Life is never easy...really.  You plan things and they fall through, you get that phone call that changes everything...you sit in a doctor's office faced with the choice of treatment or not.   Those are things that everyone will experience in their lifetime and the things that bring you to your knees.

I guess it's all in the expectations.  If you think that you will have a life without suffering or pain...you probably will be disappointed, even humbled.  But, if you understand that this life comes with pain, sadness and suffering and figure that you can accept that, do the best you can...you can get through it. We are all going to have things that bring us to our knees, be it a terminal disease, being poor and sleeping on the floor, or getting the pain and honor of having the love of your life die in your arms whether you are ready or not...

There is no question that life will be rich with emotion...sadness, joy...probably both.  But to ride that emotion, accept it, and try to slog through the sadness, cherish the joy...that's what makes it a life and for the strength to do that, I am thankful.

Happy Thanksgiving and enjoy those special times with your gang...the joy and even the sadness.  Cherish those opportunities to love them through it all...
We'll tawk tomorrow,
I love you all,


Elizabeth said...

I've missed you for this exact reason: this post.
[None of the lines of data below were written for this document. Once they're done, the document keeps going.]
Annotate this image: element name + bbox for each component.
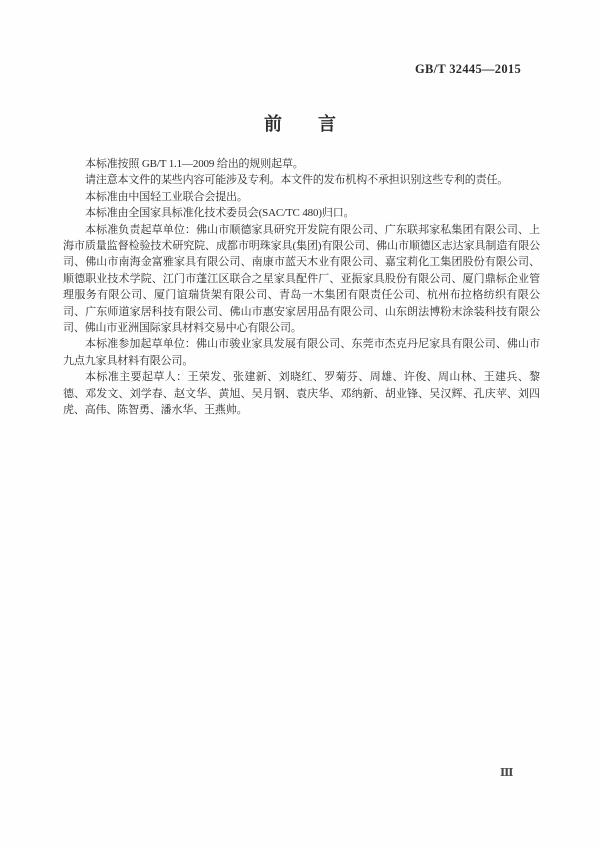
paragraph-responsible-drafting-organizations: 本标准负责起草单位：佛山市顺德家具研究开发院有限公司、广东联邦家私集团有限公司、… <box>63 222 540 337</box>
standard-code: GB/T 32445—2015 <box>415 62 521 77</box>
paragraph-centralized-by: 本标准由全国家具标准化技术委员会(SAC/TC 480)归口。 <box>63 205 540 221</box>
foreword-body: 本标准按照 GB/T 1.1—2009 给出的规则起草。 请注意本文件的某些内容… <box>63 156 540 419</box>
paragraph-participating-drafting-organizations: 本标准参加起草单位：佛山市骏业家具发展有限公司、东莞市杰克丹尼家具有限公司、佛山… <box>63 336 540 369</box>
paragraph-chief-drafters: 本标准主要起草人：王荣发、张建新、刘晓红、罗菊芬、周雄、许俊、周山林、王建兵、黎… <box>63 369 540 418</box>
document-page: GB/T 32445—2015 前 言 本标准按照 GB/T 1.1—2009 … <box>0 0 600 848</box>
paragraph-patent-notice: 请注意本文件的某些内容可能涉及专利。本文件的发布机构不承担识别这些专利的责任。 <box>63 172 540 188</box>
paragraph-proposed-by: 本标准由中国轻工业联合会提出。 <box>63 189 540 205</box>
page-title: 前 言 <box>0 110 600 136</box>
page-number: Ⅲ <box>500 766 513 779</box>
paragraph-drafting-rules: 本标准按照 GB/T 1.1—2009 给出的规则起草。 <box>63 156 540 172</box>
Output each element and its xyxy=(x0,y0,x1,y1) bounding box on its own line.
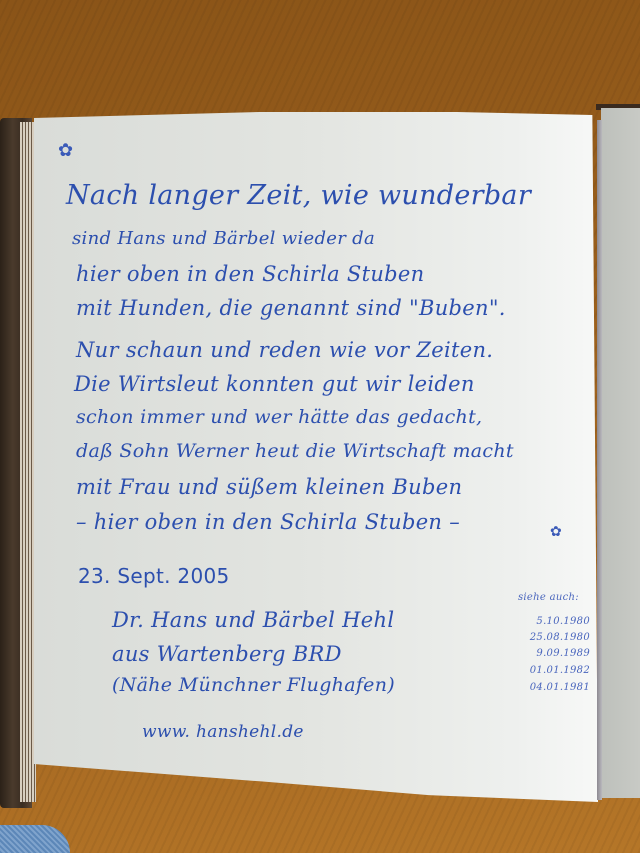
side-note-date: 9.09.1989 xyxy=(510,648,590,659)
right-page-edge xyxy=(601,108,640,798)
signature-line: (Nähe Münchner Flughafen) xyxy=(112,674,395,696)
poem-line: Nur schaun und reden wie vor Zeiten. xyxy=(76,338,493,362)
signature-line: Dr. Hans und Bärbel Hehl xyxy=(112,608,394,632)
poem-line: mit Frau und süßem kleinen Buben xyxy=(76,475,462,499)
poem-line: sind Hans und Bärbel wieder da xyxy=(72,228,375,249)
side-note-label: siehe auch: xyxy=(518,592,579,603)
poem-line: daß Sohn Werner heut die Wirtschaft mach… xyxy=(76,440,514,462)
poem-line: Die Wirtsleut konnten gut wir leiden xyxy=(74,372,475,396)
poem-line: Nach langer Zeit, wie wunderbar xyxy=(66,180,531,211)
side-note-date: 25.08.1980 xyxy=(510,632,590,643)
website-text: www. hanshehl.de xyxy=(142,722,304,742)
poem-line: mit Hunden, die genannt sind "Buben". xyxy=(76,296,506,320)
poem-line: schon immer und wer hätte das gedacht, xyxy=(76,406,482,428)
poem-line: – hier oben in den Schirla Stuben – xyxy=(76,510,460,534)
flower-doodle-icon: ✿ xyxy=(550,524,562,540)
book-gutter xyxy=(597,120,602,800)
signature-line: aus Wartenberg BRD xyxy=(112,642,342,666)
denim-fabric xyxy=(0,825,70,853)
page-stack xyxy=(20,122,36,802)
flower-doodle-icon: ✿ xyxy=(58,140,73,161)
poem-line: hier oben in den Schirla Stuben xyxy=(76,262,424,286)
side-note-date: 01.01.1982 xyxy=(510,665,590,676)
entry-date: 23. Sept. 2005 xyxy=(78,564,230,588)
side-note-date: 5.10.1980 xyxy=(510,616,590,627)
side-note-date: 04.01.1981 xyxy=(510,682,590,693)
So beautiful. Thank you. And Happy Thanksgiving and holidays to you!

Anonymous said...

Wow, you don't know me and I don't know you and it matters not one bit. This is quite possibly one of the most beautiful things I have ever read. I don't know how you do what you do and then do more but you do. This touched me deeply. Thank you.

Ms. Moon said...

I think this is the best thing you have written. Truly, Terry. Thank you for it. Thank you for sharing what you are learning, what you know, what you feel and how to accept.

Angella said...

Ms. Moon sent me here and I am grateful she did. And now I am sobbing with love and pain for that man who did not want his love to leave, but who held her as she did and now must accept what is. I am humbled by your words here, and strengthened too. I might be poor. But I am rich too. Thank you.

Denise Emanuel Clemen said...

You are doing good work. I thank you for it. If my mother gets to the point of needing hospice, I hope we are blessed with someone like you.

beth coyote said...

This is beautiful. I'm a midwife so I usually see the other side of the journey...except when I don't. Thank you for posting this.